When Melbourne was Deserted

Abandoned Melbourne author Gavin John reflects on the surreal experience of photographing Melbourne during the 2020 Covid lockdown...

 

There are people in Japan classified as the Hikikomori. They elect to withdraw from society, living reclusive, predominantly solitary lives, spending much of their time online. In South Korea, the Honjok similarly live out their time alone.

In February 2021, it became clear to me that aspects of both these unconventional existences would almost certainly be enforced upon Melbournians due to a general population lockdown, as a response to the Coronavirus pandemic. I am a photographer normally focussed on the wilderness, capturing wide ranging places across the globe. Enforced immobility would present a challenge to say the least; the notion of being locked down indefinitely was troubling indeed. But I told myself there is almost always an opportunity to turn a negative into a positive.

Although a nature photographer by trade, I have always been a fan of urban exploration photography and have appreciated the work of the past masters of this craft. But rarely have I considered the results of my ventures into street photography anything other than commonplace, and certainly not inventive or original. I like to think this is because I have never approached urban subject matter with the same ardour.

In a desire to keep working, and to accrue plenty of new images to work on while confined to the city (and probably to home), I committed to creating a body of work on a previously unseen ‘abandoned’ Melbourne. It seemed apparent that the 2020 pandemic could present the opportunity to contextualise the routinely thriving international city in this hitherto unseen way. Days before it looked like a full Wuhan-style lockdown would start, I seized the opportunity to head into what would prove to be an already desolate Melbourne, a city I’ve called home since the turn of century. The photographs featured in Abandoned Melbourne: Lockdown were captured in early March, with a few additions taken during the following months when opportunity and regulations allowed.

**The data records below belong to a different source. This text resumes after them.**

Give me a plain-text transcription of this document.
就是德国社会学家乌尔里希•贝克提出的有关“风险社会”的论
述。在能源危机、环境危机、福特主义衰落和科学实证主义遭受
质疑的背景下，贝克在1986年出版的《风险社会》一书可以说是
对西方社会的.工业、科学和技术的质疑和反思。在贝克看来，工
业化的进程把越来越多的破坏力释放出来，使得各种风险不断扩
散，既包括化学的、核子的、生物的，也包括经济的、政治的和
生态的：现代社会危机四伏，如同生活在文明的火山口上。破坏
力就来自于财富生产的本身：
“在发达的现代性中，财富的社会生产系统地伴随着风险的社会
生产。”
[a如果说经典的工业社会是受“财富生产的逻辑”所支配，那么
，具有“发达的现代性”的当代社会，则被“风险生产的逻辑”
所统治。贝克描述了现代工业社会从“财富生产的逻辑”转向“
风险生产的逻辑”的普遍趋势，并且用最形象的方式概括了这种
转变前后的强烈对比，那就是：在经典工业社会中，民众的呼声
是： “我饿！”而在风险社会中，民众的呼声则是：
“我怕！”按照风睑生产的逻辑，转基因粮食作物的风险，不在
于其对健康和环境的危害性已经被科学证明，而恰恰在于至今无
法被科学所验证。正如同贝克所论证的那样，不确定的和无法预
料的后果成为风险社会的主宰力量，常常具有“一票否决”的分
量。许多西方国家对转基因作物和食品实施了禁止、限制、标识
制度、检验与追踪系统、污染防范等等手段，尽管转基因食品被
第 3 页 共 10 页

Melburnians have long understood the outstanding lifestyle opportunities on offer in their city. We self-appoint our city as the sporting capital of the world, with the Australian Open tennis grand slam, the Formula One Grand Prix and the Melbourne Cup being but a few of the annual tier one events on the sporting calendar. Melbourne also excels in art and culture with an abundance of galleries, museums, a thriving live music and festival scene and an astonishing array of dining out experiences. And good luck to anyone mounting an argument that Melbourne does not have the best coffee in the world. It’s not for nothing that Melbourne is consistently considered the world’s most liveable city.

So I set out to photograph a very different Melbourne from the one I had become accustomed to. This would be no reverie through inspiring landscapes, but an exploration into a very real-world crisis unfolding on my doorstep.

What would normally be a congested Saturday morning tram ride to the CBD was eerie. As the sole passenger I disembarked at the eastern end of Melbourne’s city centre with an eagerness that I might turn the negative of the pandemic to my advantage and finally photograph a city with the same elan as my landscape work. I improvised a route through the disconcertingly quiet city grid. Each scene laid out before me served to reinforce how seriously the citizens were already taking the pandemic. It was not quite yet officially lockdown, yet the place was deserted.

The civic buildings were all closed, the footpaths and streets lay empty, save for the odd rattling ‘ghost’ tram and a scattering of police cars. No wedding shoots setting up at the Treasury Building or Parliament House. No-one out buying coffee and doughnuts. Melburnians would come to crave doughnut days of a different kind, in fact double doughnut days – days with zero new infections and zero deaths. The city appeared like a Hollywood soundstage all prepared and awaiting call time for a hidden away cast. Instead of teaming with life and activity it seemed as if people had previously never been there, and that within the outré vistas lay treasures awaiting discovery.

It evoked memories of a past visit to the Angkor Wat temple complex in Cambodia, and I imagined the thoughts of naturalist Henri Mouhot who rediscovered the by then jungle-overrun development six centuries after its construction. Fortunately, the flora and fauna had not quite laid siege to the Melbourne architecture in a similar way just yet!

Many must-sees on any good tourist’s trip to Melbourne are depicted in the photographs contained in the book. Amongst them are Flinders Street Station, in the very heart of the city, and the National Gallery of Victoria, which usually surpasses the annual visitor numbers of Tate Britain and New York’s Guggenheim. The Burke Street Mall and Collins Street, two of the city’s busiest thoroughfares, are seen quiet and vacant. The magnificent Melbourne Cricket Ground lies dormant, and the surrounding sporting precincts, home to a cornucopia of world class sporting and entertainment events, show no hint of usual anticipatory crowds. Melbourne sports crowds are some of the most passionate and largest in the world. But they were silenced in 2020, just as Melbourne itself fell silent.

Professionally I am proud of the resulting photographs and the book, but the experience was also profoundly chilling and I fervently hope that the story the photographs tell will never be repeated.